OCBC economist Selena Ling described the CFE thrusts as not being intrinsically different or groundbreaking from earlier government strategic plans, but she also noted that they reinforce the need to stay connected to the world.
CFE chairman and Finance minister Heng Swee Keat said on Thursday that the report serves more as a focus for Singapore to remain competitive.
"I think the question on how Singapore stays relevant to the world is a question for us all," he said. "So I don't think there's anything new in that question; we just got to keep ourselves very focused on how to stay relevant to the world."
Last year, the world experienced the shocks from China's instability, a commodity price rout, the United Kingdom's vote to leave the European Union and a rising threat of protectionism following US businessman Donald Trump's winning the race to the White House.
This maelstrom of events dealt blows to Singapore's economy on several fronts. Flash estimates put Singapore's GDP growth at 1.8 per cent in 2016, potentially the slowest year since the 2009 financial crisis. Fuller numbers will be released this month.
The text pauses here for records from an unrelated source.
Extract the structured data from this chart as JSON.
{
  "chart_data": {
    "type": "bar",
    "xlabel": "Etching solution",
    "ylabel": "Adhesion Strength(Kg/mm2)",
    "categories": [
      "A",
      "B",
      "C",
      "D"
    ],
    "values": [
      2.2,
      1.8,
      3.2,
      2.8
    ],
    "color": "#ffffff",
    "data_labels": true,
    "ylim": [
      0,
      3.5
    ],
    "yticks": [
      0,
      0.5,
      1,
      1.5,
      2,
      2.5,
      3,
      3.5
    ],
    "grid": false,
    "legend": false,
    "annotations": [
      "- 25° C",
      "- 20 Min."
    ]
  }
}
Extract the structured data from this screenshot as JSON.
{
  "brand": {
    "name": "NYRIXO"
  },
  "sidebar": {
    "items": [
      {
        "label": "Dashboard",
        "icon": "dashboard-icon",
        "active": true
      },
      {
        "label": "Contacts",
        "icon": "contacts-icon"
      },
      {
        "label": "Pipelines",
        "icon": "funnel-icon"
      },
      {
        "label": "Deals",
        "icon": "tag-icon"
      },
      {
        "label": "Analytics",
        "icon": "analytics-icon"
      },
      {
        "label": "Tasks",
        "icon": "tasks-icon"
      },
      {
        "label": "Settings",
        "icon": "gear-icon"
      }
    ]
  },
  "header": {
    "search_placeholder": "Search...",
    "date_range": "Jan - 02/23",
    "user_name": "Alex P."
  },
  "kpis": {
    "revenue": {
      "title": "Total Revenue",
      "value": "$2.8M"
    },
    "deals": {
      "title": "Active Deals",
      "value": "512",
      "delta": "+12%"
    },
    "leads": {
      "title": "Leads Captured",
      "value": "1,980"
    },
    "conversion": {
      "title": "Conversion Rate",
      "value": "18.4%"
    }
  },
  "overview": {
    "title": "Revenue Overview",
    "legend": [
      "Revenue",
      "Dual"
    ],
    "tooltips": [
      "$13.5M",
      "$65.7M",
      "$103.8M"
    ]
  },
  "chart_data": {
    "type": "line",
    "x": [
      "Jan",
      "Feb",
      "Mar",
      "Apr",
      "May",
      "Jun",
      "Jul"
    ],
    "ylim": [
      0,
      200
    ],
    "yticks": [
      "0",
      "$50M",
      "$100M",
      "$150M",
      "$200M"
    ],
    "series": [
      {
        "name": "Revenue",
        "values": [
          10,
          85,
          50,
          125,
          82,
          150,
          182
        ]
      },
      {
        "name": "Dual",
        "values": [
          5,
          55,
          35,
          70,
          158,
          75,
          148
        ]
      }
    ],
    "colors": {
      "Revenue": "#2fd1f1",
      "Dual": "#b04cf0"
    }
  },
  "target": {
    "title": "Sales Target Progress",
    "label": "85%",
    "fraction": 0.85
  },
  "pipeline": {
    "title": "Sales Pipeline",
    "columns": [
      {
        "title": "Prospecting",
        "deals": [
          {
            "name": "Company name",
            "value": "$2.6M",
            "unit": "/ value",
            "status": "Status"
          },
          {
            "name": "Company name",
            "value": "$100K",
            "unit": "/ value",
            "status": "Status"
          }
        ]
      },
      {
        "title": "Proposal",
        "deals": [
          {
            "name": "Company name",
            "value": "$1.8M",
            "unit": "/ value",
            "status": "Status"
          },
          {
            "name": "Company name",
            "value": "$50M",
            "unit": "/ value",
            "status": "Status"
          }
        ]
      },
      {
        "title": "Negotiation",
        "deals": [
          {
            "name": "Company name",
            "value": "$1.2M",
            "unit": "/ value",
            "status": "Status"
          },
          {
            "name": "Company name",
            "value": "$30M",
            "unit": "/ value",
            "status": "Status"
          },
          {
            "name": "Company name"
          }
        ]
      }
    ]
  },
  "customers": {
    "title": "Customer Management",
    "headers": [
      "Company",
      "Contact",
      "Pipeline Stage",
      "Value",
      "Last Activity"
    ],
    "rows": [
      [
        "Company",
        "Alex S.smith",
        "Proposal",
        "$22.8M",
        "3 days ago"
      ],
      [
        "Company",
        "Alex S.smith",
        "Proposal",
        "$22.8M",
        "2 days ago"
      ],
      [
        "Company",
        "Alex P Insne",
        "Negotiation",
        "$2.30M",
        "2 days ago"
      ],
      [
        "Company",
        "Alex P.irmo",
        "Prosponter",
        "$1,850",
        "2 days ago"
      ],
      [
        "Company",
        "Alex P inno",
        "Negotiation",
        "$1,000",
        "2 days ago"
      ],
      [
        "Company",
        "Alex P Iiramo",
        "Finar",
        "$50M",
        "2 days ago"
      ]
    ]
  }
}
In a nod to how difficult it is to prescribe broad-based approaches to lift growth in Singapore's advanced economy amid external woes, the CFE noticeably put aside productivity growth targets - something addressed in previous reports - as a measure of the success of its recommendations.
Instead, Mr Heng said that Singapore should look at challenges and opportunities "sector by sector" and measure the success of these recommendations separately.
In a response to The Business Times, a Ministry of Trade and Industry spokesman echoed this view, adding that "raising productivity remains an important objective of the government".
With a 2 to 3 per cent growth target set by the CFE, and should all recommendations be in place, "we can expect the bulk of this to come from productivity", said the spokesman.
In his letter to the committee, Prime Minister Lee said the government accepts the strategies proposed and "will pursue all of them".
The government will respond to the report in Feb 20's Budget 2017 speech by Mr Heng, and also in the Committee of Supply debates.